I have known since the beginning (which was also the end) that this year would be the hardest. Even before you were born, I pictured you as my four year old daughter. With curly brown pigtails, with big blue eyes. I pictured you in denim overalls and a sneaky smile. I know you would have been mischievous and sweet. I know you would have been my best friend. What makes this even harder is that your sister is all of those things. She is more than I could have asked for, and I wonder why I am so lucky to have her. But then I think, I could have used more luck. I could have used a little more help in that department.
I have spent the last 4 years going over every single detail of my time with you. When I slipped on the ice at work, and the ultrasound said you were just fine. The classes your daddy and I took to get ready for you to come. The day we knew you weren't coming home. I have spent the last 4 years being ashamed at how I handled your birth. How stoic I was, and how cold I must have seemed. I wish I could go back to that day and I would let your grandparents hold you, I would have shared you. But I was so selfish and afraid.
Every year that goes by, you seem to get further away. We are traveling in different directions, and my biggest fear is that when I reach my destination, you wont be where I am. It will be my punishment for not knowing you were in trouble. For not saving you when I had the chance. I fear that I will spend forever tumbling around without you. But the last four years seem like close to forever. How many more years will I have before I forget the way you smelled, and how soft your skin was? How many more times will I be able to remember the way you kicked and danced in my belly, before that is taken from me as well?
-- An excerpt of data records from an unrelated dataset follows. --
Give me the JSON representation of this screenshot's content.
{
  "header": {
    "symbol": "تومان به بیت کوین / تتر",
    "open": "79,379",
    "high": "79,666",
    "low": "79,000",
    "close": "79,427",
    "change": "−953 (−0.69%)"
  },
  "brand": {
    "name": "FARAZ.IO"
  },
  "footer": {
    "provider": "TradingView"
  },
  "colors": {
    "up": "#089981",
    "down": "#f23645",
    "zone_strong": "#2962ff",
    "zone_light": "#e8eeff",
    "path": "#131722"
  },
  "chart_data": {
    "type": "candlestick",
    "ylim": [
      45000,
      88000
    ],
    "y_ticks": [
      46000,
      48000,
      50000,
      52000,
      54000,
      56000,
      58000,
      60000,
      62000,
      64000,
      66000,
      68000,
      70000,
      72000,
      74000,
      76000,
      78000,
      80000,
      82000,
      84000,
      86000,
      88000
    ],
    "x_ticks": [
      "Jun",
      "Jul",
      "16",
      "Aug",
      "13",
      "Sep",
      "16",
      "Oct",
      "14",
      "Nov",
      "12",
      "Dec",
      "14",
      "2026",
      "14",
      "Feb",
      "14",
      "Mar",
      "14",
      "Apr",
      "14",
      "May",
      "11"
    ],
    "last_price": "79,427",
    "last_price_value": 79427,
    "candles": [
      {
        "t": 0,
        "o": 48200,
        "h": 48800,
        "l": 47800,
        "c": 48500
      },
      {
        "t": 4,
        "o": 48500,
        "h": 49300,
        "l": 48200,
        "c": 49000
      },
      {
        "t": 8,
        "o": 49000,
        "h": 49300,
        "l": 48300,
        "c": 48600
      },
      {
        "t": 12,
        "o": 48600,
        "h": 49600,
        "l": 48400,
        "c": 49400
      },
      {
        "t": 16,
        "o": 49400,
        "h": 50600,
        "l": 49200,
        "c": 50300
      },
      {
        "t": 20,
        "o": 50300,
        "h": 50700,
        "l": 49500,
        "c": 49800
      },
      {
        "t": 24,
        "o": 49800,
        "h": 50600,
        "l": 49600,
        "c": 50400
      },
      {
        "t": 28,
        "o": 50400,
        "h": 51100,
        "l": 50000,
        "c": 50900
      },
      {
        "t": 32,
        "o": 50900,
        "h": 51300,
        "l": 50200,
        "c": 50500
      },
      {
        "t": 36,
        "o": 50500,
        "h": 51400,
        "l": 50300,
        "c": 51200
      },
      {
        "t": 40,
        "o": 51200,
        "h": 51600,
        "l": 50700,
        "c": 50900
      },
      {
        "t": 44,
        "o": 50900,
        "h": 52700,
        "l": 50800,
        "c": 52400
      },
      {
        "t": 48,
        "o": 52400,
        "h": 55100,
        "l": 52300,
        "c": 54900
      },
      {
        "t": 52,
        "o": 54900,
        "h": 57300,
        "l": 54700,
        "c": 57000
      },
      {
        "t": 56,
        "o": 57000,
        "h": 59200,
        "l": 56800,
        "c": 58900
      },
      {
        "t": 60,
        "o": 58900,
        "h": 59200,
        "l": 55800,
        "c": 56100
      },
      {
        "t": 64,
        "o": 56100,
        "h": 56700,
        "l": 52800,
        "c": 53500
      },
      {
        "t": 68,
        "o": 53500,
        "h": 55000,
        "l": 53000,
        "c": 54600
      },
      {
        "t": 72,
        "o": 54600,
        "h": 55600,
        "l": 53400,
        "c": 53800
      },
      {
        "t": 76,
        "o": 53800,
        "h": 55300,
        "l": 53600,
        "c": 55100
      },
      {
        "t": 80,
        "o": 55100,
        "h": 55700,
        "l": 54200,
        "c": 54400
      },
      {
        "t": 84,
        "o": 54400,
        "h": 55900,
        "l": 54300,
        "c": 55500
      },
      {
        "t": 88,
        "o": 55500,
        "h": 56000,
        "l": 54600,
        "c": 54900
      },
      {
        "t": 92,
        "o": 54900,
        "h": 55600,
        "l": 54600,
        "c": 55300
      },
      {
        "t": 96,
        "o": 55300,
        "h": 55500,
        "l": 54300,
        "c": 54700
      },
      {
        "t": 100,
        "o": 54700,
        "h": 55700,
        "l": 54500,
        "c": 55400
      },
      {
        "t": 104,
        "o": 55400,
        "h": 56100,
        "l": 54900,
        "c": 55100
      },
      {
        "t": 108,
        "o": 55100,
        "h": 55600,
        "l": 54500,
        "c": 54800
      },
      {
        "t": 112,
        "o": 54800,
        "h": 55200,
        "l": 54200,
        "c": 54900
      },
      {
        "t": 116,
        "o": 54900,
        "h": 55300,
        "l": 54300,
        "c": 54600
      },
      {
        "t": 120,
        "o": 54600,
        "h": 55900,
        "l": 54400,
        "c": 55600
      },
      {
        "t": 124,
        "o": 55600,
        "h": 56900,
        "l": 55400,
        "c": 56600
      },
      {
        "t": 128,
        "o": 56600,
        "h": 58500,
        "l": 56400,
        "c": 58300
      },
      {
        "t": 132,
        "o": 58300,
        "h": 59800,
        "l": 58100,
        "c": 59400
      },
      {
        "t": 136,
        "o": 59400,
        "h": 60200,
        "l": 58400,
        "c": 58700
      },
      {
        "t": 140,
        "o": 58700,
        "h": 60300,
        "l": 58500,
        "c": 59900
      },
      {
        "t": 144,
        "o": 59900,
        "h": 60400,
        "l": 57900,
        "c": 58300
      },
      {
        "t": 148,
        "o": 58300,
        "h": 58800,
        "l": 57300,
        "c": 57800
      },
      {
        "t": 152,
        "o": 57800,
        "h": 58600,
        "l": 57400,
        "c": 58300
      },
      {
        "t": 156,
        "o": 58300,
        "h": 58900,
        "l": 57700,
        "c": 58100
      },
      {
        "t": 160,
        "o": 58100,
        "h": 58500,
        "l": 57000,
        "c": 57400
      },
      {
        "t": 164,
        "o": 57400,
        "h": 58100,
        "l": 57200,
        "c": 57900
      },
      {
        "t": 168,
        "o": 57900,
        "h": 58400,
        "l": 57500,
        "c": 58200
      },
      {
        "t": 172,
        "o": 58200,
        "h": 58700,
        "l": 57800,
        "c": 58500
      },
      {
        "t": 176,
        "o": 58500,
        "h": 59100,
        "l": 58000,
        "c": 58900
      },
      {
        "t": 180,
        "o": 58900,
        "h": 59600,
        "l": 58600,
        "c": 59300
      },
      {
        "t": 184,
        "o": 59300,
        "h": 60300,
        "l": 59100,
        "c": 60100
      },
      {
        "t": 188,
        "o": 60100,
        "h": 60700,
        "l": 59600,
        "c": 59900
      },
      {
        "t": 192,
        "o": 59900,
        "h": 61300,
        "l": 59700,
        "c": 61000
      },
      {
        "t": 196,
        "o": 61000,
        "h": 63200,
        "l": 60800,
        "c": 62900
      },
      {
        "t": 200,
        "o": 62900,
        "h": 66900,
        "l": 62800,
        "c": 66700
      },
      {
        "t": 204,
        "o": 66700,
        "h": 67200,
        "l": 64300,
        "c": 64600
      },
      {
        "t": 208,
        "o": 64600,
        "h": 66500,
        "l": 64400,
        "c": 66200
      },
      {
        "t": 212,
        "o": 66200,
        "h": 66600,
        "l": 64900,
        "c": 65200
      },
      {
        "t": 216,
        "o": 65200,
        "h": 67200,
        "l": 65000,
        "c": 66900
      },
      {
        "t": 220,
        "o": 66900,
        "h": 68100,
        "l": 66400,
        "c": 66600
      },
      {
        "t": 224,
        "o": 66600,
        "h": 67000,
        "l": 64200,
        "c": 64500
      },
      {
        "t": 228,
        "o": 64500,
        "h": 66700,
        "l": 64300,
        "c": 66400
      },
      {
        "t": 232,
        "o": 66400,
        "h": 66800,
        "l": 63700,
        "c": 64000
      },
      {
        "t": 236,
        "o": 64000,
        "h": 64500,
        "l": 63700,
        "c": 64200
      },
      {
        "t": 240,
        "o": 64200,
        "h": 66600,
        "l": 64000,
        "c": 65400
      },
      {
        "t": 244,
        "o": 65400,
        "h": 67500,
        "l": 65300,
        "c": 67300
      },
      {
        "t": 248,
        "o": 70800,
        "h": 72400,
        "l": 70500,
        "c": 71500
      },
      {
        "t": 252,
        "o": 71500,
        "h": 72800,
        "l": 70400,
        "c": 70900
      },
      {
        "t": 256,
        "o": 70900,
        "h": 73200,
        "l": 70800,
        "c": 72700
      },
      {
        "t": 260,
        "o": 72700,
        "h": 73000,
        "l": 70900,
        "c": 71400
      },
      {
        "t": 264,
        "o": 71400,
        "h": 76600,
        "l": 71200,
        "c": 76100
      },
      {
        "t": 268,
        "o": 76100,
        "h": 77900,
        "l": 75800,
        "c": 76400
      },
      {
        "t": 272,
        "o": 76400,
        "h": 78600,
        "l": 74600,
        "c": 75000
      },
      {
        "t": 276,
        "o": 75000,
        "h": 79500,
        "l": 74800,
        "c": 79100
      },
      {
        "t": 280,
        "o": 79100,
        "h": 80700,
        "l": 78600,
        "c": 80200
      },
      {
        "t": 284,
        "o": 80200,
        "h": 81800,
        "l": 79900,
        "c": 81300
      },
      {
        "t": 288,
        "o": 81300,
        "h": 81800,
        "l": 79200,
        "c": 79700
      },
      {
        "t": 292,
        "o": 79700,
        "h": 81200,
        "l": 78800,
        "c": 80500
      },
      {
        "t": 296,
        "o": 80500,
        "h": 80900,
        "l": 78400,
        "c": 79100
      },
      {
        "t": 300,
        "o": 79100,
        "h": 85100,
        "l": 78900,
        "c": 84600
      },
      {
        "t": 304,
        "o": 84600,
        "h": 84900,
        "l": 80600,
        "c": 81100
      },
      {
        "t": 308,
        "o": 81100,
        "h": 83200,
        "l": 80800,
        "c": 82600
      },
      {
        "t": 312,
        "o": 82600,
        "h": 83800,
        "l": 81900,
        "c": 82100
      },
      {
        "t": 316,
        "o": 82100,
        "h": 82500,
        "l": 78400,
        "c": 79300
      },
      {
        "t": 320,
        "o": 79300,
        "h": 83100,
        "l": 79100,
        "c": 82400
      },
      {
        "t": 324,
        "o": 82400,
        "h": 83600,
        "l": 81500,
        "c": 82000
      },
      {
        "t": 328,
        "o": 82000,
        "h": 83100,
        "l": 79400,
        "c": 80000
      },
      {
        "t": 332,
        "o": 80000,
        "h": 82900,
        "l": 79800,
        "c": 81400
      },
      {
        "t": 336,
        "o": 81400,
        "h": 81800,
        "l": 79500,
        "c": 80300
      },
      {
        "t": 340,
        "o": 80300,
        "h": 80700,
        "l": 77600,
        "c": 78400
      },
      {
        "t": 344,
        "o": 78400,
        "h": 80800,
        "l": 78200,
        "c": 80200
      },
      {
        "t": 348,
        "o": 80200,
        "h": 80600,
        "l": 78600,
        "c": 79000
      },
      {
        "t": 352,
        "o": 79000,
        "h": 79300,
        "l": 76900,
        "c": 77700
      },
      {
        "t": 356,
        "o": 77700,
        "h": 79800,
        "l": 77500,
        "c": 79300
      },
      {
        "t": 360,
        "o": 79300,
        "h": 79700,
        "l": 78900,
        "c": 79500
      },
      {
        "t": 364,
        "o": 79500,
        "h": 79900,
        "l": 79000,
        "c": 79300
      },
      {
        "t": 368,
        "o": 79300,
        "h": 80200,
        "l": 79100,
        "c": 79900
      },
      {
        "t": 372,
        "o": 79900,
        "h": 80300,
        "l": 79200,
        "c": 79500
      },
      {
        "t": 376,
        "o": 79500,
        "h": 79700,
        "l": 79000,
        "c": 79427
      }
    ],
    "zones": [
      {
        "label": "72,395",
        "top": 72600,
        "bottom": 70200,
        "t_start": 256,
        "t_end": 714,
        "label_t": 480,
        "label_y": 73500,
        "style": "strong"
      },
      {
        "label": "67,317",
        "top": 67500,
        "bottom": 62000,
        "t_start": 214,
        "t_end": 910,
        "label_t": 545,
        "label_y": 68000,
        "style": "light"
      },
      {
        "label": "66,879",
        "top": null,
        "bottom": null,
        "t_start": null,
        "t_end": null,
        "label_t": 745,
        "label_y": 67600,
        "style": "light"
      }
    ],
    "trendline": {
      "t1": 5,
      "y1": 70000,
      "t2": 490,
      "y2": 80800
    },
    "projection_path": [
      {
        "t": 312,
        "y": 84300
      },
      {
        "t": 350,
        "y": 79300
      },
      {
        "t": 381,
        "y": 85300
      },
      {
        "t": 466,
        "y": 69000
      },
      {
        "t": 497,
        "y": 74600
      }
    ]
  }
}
On your fourth birthday, I cannot find the words for how much I miss you. For how much I need to see your face and hear your voice. I wish you were here so I could kiss you goodnight and whisper my prayers in your ear. I wish that I could have just five minutes with you, to hold your hand and listen to you say my name. Happy Birthday, my love. Never forget that mommy and daddy love you. Never stop looking down on your family, because we will never stop looking up for you.

1 comment:

  1. I love you Marinda! I'm crying here saddened for your heartache and for your empty arms. One day, may you hold your baby girl close and never let go!